Martin Fowler argues that even if we abandon Lines-Of-Code, still we CannotMeasureProductivity: "...Even if we did find an accurate way for function points to determine functionality...if I spend a year delivering a 100FP system and Joe spends the same year delivering a 50FP system can we assume that I'm more productive? I would say not. It may be that of my 100FP only a 30 is actually functionality that's useful to my customer, but Joe's is all useful. I would thus argue that while my direct productivity is higher, Joe's true productivity is higher."
I would say that Martin's made a slip, conflating coding productivity with software development productivity. I would say that, yes, the person who codes twice as many function points in a given time is a more productive coder. But the person (or team) that delivers twice as much customer value is a more productive software developer (or team).

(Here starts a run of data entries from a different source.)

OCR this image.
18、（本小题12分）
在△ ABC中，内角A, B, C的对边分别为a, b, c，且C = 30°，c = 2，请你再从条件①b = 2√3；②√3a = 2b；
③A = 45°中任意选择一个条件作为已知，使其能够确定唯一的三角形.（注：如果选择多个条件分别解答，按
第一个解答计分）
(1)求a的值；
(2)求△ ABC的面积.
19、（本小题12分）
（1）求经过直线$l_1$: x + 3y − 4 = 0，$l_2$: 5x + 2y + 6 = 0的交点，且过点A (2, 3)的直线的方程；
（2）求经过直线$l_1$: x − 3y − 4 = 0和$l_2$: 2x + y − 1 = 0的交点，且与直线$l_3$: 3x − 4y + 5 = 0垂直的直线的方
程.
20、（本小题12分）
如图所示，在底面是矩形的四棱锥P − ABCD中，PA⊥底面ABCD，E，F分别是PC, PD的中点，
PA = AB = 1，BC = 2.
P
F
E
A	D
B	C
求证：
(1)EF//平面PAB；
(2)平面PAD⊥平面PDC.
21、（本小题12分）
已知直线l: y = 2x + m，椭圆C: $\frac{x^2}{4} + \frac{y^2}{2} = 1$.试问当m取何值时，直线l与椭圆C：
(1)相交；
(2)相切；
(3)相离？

Function points are to code what user stories are to software development: atoms of functionality. The fundamental idea of function points is that "Display a button on a form -- okay, that's one atom of functionality. Make a database query -- that's another." And that's how I also think of user stories: "Convert dollars to euros -- okay, that's one atom of client value. Allow the user to choose currencies -- that's another atom." Just as different atoms of client-value (user stories) have different, but short, development times, so too do atoms of functionality. But where the complexity multiplier for user stories is the Planning Game, the complexity multiplier for function points are the complexity matrices of the function-point counting process.
And, I would argue that it's not important that two large-system FP estimates might differ by factors of 3, just as you wouldn't be surprised by differences from XP teams forced to estimate the schedule for a whole deck of user-story cards.